Of course, end chimneys are not the invariable rule. Here’s a house of an unusual shape, with a chimney right in the centre of its octagonal plan. The building is a toll house, and such houses were often polygonal, so that the person inside could see traffic coming from different directions. With such a building it seems natural to put the chimney in the middle, both for convenience – keeping the fireplaces away from the walls, freeing them up for windows – and aesthetics.
When I saw this small brick tollhouse on the end of Cookham Bridge, I looked it up in Pevsner’s Berkshire volume. There was the entry for the bridge (1867, iron, by Pierce, Hutchinson and Co of Darlington, with quatrefoils on the parapet). So far, so good. But no entry for the tollhouse. Then it dawned on me. Here we are right on the border between Berks and Bucks – the river (it’s the Thames) marks the boundary. The tollhouse is in Buckinghamshire. It’s said to be early-19th century, so perhaps it’s older than the bridge. It still seems to be used as a house, and though the days of tolls for this particular crossing are long gone is still a shining example of usefulness and elegance.
Once again I admire the angle and completeness of the photograph. No traffic! Did you have to wait long for that?
ReplyDeleteAs ever, I enjoyed this post. It's fun to muse over county boundaries, especially since the 1974 county boundary changes (or whenever it was)- so Slough, now, is in Berkshire and the Eton (which used to be Bucks) Thames county boundary with Windsor (Berkshire) is no more- I think, incidentally, the ancient border between Mercia and Wessex?
ReplyDeleteHave you ever done a post on the old county enclaves? There's a small Georgian country house in Buckinghamshire, near Coleshill, called Hertfordshire House. The area around it used to be part of Hertfordshire (although deep inside Buckinghamshire) and I think that local criminals would escape there to evade the county sheriff who had no jurisdiction in Buckinghamshire. But I'm not sure when the detached enclaves were abolished. Any idea?
Best wishes, Luke
Joseph: Thank you (and for your photos). Traffic was plentiful - but I managed by getting into position and shooting in the gaps between cars. It took a few attempts to get a frame without any vehicles in it.
ReplyDeleteLuke: Thank you for you comment. That's fascinating about the bit of Herts deep inside Bucks - I didn't know about that one. A while back I did a post about one of the isolated bits of Worcestershire within Gloucestershire. Its Here, if my code for the link works - if not, search on this blog for Four Shire Stone. I call these isolated bits of counties exclaves, because they are outside their own county, but they are also enclaves too, looked at the other way: a bit like immigrants and emigrants. There were quite a few in the Glos/Worcs area, and they were tidied up in the 1930s, though some others may have been absorbed earlier, if I remember correctly.

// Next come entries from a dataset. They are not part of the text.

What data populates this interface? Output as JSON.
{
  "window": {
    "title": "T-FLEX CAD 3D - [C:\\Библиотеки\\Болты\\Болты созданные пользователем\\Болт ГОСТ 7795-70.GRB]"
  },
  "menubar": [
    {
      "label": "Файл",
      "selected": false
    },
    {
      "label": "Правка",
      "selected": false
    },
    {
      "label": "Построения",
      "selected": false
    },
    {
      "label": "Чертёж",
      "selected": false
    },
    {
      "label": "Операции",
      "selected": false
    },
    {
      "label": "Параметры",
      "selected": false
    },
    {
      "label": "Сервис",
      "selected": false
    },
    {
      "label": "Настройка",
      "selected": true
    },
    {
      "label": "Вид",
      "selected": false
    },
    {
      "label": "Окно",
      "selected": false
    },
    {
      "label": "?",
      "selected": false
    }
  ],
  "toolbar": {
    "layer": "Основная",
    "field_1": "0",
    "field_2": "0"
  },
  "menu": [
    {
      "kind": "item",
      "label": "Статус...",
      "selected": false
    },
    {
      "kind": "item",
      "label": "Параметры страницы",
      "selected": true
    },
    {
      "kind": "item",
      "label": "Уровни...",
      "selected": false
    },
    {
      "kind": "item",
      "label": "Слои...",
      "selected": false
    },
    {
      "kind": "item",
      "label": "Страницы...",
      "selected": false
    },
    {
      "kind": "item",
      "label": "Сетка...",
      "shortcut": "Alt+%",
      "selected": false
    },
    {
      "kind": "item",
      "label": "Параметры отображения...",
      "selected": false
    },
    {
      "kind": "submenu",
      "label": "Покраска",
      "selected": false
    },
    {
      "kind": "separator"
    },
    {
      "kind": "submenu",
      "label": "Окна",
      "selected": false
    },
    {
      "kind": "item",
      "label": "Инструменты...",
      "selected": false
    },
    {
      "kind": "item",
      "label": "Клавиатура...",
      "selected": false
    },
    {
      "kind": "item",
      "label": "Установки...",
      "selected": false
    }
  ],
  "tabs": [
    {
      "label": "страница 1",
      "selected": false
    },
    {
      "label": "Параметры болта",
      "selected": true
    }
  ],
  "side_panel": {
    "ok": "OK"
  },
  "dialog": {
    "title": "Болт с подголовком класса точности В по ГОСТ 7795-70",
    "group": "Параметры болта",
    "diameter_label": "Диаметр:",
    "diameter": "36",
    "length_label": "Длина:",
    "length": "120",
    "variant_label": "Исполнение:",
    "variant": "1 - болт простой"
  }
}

ReplyDeletePhilip: Many thanks. I will have a look. Do you know why the exclaves/enclaves existed? There’s also Ely Place in London, which I think belonged officially to the bishopric of Ely, although I need to check. But why would a small area of Buckinghamshire belong to Hertfordshire?
ReplyDeleteBy the way If you’re ever up that way, you can see Hertfordshire House from the road very clearly. There’s a small lane which meanders past it, with low hedging- between Penn and Coleshill. Rather lovely red-brick country house, I assume eighteenth century. Used to belong famously, to Laura, Duchess of Marlborough and features in her memoirs “Laughter in a Cloud”. There was a lead greyhound over the porch- copy of Prince Albert’s dog, Eos, at Osborne, but I think that’s now gone.
Luke: I'm not sure why the exclaves existed. I think I read somewhere that they had existed for centuries as detached bits of hundreds (the next subdivision down from county, aka wapentakes, rapes, lathes, etc, the name varying in different counties) - but that only begs the further question, why were there detached bits of hundreds?
ReplyDeleteA quick google reminds me that a lot of the exclaves were abolished in a tidying-up Act of Parliament of 1844, the Counties (Detached Parts) Act. Detached parts: dear me, there is something anatomical about that.
Thank you so much for the tip about Hertfordshire House. I'll make a note of it.